Malgré la sympathie que l'enjouement et la franchise du visiteur lui inspiraient, la jeune femme éprouvait une véritable déception.

Elle fut sur le point de contredire son interlocuteur avec force et de rabaisser un peu sa superbe en lui révélant qu'elle aussi, ou plutôt le jeune Chaillou, était en possession d'une semblable exclusivité, laquelle au surplus avait l'avantage d'avoir été enregistrée antérieurement.

Mais elle se retint à temps de dévoiler ses atouts. L'un des papiers pouvait n'être pas valable ; il lui faudrait se renseigner encore près des corporations et du prévôt des marchands.

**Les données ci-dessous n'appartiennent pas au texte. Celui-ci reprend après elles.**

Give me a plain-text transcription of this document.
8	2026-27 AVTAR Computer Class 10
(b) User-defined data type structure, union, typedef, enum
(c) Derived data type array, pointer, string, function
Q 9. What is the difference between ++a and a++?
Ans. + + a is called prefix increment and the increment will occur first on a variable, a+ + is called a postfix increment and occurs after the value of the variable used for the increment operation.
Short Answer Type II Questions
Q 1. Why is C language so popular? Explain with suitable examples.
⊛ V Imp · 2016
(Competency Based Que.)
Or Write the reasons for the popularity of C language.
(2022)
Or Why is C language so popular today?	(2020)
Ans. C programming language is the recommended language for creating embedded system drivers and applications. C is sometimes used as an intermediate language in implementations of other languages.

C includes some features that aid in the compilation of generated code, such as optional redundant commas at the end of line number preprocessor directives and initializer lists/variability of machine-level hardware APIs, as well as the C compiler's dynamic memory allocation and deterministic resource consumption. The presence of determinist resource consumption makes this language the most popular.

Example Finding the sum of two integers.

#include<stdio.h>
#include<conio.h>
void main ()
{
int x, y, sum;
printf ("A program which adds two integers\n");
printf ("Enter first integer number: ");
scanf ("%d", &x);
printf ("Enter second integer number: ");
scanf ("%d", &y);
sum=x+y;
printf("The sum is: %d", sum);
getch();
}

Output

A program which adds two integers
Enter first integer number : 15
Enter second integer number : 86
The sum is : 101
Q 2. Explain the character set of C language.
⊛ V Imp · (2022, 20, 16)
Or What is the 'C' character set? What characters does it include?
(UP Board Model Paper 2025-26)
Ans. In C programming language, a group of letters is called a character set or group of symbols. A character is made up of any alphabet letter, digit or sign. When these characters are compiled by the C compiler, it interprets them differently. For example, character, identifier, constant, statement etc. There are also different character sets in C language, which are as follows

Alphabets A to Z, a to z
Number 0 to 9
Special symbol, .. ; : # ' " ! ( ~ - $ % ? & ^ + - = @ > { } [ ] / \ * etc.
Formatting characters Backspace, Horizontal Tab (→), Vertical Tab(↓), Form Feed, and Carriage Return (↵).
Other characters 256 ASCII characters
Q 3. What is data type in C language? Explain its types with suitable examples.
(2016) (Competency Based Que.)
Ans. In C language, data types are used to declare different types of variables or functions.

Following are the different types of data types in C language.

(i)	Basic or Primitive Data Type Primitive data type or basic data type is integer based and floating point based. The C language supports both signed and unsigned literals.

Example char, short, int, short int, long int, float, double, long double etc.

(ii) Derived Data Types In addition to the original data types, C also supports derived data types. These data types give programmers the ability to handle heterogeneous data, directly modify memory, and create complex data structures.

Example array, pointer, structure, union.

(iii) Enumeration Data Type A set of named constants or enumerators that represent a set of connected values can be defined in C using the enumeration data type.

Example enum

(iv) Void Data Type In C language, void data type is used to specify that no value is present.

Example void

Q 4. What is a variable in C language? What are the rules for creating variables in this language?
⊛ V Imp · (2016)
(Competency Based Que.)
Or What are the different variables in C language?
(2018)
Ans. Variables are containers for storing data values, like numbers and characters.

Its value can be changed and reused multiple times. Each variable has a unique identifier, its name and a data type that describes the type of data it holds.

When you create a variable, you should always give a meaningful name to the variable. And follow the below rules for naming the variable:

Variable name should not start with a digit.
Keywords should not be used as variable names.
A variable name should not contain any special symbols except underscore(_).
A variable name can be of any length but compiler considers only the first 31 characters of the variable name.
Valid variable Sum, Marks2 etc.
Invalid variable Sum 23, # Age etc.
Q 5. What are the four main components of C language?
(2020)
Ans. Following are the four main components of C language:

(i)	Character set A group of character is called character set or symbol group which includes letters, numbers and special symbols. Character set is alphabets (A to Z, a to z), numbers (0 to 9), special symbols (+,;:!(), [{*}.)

Comme elle ne comprenait pas grand-chose à ces histoires, elle préféra ne pas heurter de front son « concurrent » et continua de badiner.

– Vous n'êtes pas galant, messire, de vous opposer ainsi au désir d'une dame. Je meurs d'envie, moi, de servir du chocolat aux Parisiens !...

– Eh bien, s'écria-t-il jovial, j'entrevois le moyen de tout arranger. Épousez-moi.

Angélique rit de bon cœur, puis elle lui demanda s'il resterait à prendre son repas à la taverne.

Il accepta et elle le servit avec un soin particulier. Il fallait qu'il se rendît compte que les patrons du Masque-Rouge n'étaient pas les premiers venus. Cependant, Audiger la dévorait des yeux tandis qu'elle allait et venait à travers la salle. Quand il partit, il paraissait subitement soucieux.

Angélique se frotta les mains. « Il commence à comprendre qu'il ne l'a pas encore lancé, son chocolat ! se dit-elle. Mais je n'ai plus un instant à perdre. »

*****

Le soir, elle aborda maître Bourjus.

– Mon oncle, je voudrais vous demander votre avis pour cette histoire de chocolat...

Le rôtisseur, dont c'était le tour de guet, s'apprêtait à se rendre au Châtelet. Il haussa les épaules en riant doucement.

– Comme si tu avais besoin de mon avis, sournoise, pour n'en faire qu'à ta tête !

– C'est que l'affaire est sérieuse, maître Bourjus. J'ai l'intention d'aller demain au bureau des Corporations pour demander la valeur exacte de la patente que possède David...

– Vas-y. Vas-y, ma fille. Aussi bien, quelle force humaine t'empêcherait d'y aller, si tu l'as décidé.

– Maître Bourjus, vous me parlez comme si vous blâmiez mon initiative.

Il souffla le briquet avec lequel il venait d'allumer sa lanterne, puis il tapota paternellement la joue d'Angélique.

– Tu sais bien que je suis un timoré... J'ai toujours peur que les choses tournent mal. Mais, va ton chemin, ma petite, sans t'inquiéter de mes soupirs de vieux grognon. Tu es le soleil de ma maison, et tout ce que tu fais est bien.